Gartner pointed to research revealed earlier this week by the US Secret Service and the Carnegie Mellon University Software Engineering Institute’s Insider Threat Study, which examined 23 insider attacks between 1996 and 2002. The research found that most insider attacks – some 87pc by authorised individuals using legitimate commands for illegal purposes – involved technologically unsophisticated techniques.
Some 83pc of insider attacks occurred from within the company’s physical premises and during normal working hours.

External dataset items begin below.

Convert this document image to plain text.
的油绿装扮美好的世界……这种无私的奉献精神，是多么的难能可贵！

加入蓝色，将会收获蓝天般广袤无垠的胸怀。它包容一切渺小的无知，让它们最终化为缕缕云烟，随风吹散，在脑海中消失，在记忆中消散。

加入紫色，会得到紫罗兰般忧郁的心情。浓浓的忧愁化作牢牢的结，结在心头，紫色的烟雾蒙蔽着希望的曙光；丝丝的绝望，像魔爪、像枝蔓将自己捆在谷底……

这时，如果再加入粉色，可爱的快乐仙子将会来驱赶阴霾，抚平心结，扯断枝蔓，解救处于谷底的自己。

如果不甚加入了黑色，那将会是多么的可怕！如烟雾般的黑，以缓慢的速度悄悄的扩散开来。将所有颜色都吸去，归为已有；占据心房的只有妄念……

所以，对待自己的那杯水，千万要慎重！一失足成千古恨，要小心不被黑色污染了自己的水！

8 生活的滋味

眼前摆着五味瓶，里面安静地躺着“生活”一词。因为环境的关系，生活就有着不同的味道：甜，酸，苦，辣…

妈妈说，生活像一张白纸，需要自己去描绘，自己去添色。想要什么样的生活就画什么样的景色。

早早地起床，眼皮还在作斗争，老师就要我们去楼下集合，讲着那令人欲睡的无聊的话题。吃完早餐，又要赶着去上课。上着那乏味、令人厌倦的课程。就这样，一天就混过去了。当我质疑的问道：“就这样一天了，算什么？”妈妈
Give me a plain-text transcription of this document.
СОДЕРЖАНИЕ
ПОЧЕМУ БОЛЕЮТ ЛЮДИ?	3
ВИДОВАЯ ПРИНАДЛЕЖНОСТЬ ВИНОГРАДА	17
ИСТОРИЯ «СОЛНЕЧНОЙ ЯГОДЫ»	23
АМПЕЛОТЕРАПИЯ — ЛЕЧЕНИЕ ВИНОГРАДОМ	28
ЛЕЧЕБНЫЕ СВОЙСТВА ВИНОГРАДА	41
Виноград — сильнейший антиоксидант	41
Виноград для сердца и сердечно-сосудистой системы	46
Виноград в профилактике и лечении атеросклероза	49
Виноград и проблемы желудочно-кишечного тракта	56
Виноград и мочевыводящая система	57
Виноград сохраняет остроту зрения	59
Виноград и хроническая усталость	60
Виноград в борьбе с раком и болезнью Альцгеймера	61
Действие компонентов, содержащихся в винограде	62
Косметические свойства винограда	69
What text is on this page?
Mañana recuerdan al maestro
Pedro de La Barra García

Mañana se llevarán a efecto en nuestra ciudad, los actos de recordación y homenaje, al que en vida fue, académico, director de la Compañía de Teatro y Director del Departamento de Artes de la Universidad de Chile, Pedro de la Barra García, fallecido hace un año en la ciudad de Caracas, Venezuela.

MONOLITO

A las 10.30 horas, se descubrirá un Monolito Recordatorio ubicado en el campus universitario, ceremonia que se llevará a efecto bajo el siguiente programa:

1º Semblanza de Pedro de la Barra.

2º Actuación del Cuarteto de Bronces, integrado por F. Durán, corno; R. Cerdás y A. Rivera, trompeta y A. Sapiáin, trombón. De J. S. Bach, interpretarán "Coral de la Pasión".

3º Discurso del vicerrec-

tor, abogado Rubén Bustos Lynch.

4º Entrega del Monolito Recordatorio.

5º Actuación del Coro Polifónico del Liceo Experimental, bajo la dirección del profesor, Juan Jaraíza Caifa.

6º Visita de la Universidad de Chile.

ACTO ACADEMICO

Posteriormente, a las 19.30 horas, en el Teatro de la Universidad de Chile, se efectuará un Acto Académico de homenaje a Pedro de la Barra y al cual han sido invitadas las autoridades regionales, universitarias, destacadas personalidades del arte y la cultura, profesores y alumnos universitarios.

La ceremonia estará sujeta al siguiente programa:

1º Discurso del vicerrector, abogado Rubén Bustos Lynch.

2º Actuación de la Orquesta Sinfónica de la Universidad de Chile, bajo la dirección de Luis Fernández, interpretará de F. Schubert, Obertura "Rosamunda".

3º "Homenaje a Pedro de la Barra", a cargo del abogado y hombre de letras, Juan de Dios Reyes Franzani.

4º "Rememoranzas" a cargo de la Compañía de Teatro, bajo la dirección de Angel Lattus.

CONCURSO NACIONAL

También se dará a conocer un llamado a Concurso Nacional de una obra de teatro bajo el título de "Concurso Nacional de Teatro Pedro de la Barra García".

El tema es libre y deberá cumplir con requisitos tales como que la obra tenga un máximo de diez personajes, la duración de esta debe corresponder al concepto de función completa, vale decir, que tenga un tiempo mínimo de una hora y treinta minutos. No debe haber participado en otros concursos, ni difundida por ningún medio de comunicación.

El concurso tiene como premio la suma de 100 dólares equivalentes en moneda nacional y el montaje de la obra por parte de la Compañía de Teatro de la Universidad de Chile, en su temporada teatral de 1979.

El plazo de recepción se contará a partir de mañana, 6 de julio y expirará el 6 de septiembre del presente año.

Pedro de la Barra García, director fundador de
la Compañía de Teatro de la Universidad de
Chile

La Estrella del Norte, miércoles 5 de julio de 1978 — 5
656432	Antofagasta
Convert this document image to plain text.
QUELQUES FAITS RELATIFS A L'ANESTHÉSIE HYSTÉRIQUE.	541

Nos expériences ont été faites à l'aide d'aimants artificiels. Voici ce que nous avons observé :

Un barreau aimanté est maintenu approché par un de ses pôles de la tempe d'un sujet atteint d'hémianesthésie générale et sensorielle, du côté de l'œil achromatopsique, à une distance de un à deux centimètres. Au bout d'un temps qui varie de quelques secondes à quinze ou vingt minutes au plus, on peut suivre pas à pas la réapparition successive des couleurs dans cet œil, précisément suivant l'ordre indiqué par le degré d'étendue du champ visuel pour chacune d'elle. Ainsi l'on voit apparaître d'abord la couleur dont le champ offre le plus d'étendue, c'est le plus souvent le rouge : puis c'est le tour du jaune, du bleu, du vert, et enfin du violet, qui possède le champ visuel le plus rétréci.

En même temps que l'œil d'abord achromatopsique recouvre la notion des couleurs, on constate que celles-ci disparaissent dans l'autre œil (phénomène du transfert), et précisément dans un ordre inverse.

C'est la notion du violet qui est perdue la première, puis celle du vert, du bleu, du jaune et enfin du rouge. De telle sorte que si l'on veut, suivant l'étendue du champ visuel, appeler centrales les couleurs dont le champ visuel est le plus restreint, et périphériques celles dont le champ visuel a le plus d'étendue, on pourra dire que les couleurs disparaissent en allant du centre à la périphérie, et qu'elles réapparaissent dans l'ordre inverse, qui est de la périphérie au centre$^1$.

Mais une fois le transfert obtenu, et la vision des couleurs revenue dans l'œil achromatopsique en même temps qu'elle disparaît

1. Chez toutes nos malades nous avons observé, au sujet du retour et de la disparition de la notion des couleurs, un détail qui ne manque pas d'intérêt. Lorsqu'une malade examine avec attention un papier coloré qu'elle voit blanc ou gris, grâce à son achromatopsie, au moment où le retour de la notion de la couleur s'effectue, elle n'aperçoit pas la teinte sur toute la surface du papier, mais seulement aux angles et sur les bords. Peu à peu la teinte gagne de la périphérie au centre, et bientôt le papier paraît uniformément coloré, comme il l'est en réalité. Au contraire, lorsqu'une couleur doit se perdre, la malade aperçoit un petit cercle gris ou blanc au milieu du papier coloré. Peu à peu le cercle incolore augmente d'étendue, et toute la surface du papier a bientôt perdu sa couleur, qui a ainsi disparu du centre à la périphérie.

Most were motivated by the desire for financial gain rather than the desire to damage the financial institution.
The financial loss from the attacks was significant, with 30pc of institutions reporting losses in excess of US$500k (€413,989).
The research by the US Secret Service, Gartner says, confirmed its own earlier research that showed that insiders represent a significant and underappreciated class of threat agent, with the problem accounting for the majority of financial losses from unauthorised use of computers and networks by 2008.
Advising financial institutions to be vigilant, Gartner analyst Ricard De Lotto advises that firms should immediately conduct a confidential inventory of individuals and groups with a fiscal or other interest in the company’s future; detailed knowledge of the company’s business processes, applications, technology infrastructure or control mechanisms; or the opportunity to access or influence the company’s processes.
Financial institutions should also determine whether these parties could possess the technical ability and the means to damage the company’s systems or misuse information.
Firms must reduce or eliminate the threat wherever possible by taking steps such as changing passwords and access rights immediately when an insider’s status changes; such as when an employee leaves, relationships with auditors or suppliers change or when consultants complete a project.
“Insider threats will never be eliminated completely. However, stakeholder risk analysis of this type can significantly limit these threats. Reduce blind spots and institutional bias by having your research, analysis and response plans studied by both outside specialists and legal counsel,” De Lotto recommends.